Thursday, June 07, 2007

Secularism lost battle to Islam

I am a political optimist. I instinctively believe that humankind can only move towards a better world order.

I was born in the Soviet Union. My baby flus I spent at home watching funerals of Soviet leaders, who passed their reign postmortem, like good monarchs, to yet another life-long head of state.

My childhood years were spiced by the thrills and excitement of Gorbachev-era novelties - perestroika, glasnost and uskoreniye, which brought along a taste of freedom and market economy (although not the actual goodies).

Then came an unprecedented declaration of Estonian independence. Political maturing of my teen years, with the Singing Revolution, the Baltic Way and the unsuccessful August Coup, gave a different spin to my world views. What seemed absolutely unlikely just about a year earlier, suddenly became a reality - Estonia became free and could finally go its own way.

This way, all through my youth and into adulthood, brought us into Nato and the European Union, and into the age of blissful democratic-capitalist happiness. No wonder it made me a political optimist.
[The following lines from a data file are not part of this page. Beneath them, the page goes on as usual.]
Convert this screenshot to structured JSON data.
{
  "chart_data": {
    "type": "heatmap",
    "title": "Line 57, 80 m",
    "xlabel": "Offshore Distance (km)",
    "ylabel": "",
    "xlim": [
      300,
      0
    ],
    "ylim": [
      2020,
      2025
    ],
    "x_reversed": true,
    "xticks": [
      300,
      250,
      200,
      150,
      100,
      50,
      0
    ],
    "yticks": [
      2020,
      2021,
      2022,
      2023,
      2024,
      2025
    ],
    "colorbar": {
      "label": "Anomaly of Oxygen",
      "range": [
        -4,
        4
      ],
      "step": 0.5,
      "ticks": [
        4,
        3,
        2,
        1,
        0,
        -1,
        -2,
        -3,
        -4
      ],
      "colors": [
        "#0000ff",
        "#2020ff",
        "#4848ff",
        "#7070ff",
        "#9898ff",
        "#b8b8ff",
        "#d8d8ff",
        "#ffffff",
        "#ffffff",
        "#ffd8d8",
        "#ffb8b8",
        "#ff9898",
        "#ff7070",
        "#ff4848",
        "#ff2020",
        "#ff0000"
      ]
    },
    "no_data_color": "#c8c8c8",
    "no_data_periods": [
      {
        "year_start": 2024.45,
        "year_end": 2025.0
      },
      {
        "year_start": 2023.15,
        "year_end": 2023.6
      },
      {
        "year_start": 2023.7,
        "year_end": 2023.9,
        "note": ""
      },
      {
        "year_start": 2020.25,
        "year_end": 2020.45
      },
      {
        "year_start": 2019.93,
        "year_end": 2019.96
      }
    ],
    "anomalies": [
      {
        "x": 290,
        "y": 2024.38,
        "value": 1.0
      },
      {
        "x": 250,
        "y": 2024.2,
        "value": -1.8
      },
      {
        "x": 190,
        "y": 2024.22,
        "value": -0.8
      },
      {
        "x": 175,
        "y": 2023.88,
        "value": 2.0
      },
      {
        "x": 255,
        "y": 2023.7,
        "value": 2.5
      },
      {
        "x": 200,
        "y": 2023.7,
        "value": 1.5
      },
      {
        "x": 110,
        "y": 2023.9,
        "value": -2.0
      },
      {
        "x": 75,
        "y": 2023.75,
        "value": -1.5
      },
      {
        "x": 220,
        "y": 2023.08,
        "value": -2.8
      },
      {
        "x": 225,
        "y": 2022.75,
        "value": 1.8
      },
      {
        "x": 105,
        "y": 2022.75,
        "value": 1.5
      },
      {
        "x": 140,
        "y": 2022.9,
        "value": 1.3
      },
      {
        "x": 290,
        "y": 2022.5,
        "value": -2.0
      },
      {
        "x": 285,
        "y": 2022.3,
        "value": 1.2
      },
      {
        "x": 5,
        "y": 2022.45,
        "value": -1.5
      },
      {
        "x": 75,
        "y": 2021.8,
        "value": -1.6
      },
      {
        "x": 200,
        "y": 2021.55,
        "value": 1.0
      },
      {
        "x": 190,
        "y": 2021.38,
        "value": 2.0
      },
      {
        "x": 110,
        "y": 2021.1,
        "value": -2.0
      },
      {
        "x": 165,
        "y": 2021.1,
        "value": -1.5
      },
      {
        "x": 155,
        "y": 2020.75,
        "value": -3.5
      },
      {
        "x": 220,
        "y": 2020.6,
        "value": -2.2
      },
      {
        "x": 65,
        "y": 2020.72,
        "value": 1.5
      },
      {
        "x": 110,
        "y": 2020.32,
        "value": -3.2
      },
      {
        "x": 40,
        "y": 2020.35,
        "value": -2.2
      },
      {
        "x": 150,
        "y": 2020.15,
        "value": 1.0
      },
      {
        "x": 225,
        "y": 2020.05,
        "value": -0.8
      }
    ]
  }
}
My naive optimism got an unpleasant blow this morning. It was a slap by the only readable Malaysian paper - the NST. A tiny news (Syariah court sole authority on Islam) in the corner of page n. announced that Syariah will have supreme authority over any issue involving Islam. The situation, in which "I am the only one who can judge my own actions", has been established and cut into the legal fabric of modern Malaysia.

Now, every non-Muslim Malaysian has to pray that none of their family or close relations go insane and convert into Islam. If that happens, you can call yourself doomed and hopeless. Syariah will give unarguable priority to a Muslim (or Islamic cause) in any argument, and there is no-one who will take your side since anything concerning Islam is in the realm of Islamic court to judge. Here goes secularism - welcome religious dogma to judge our hapless fates!

This was another step further from the separation of legislative, executive and judicial power - such a classical combination to guarantee justice and equality.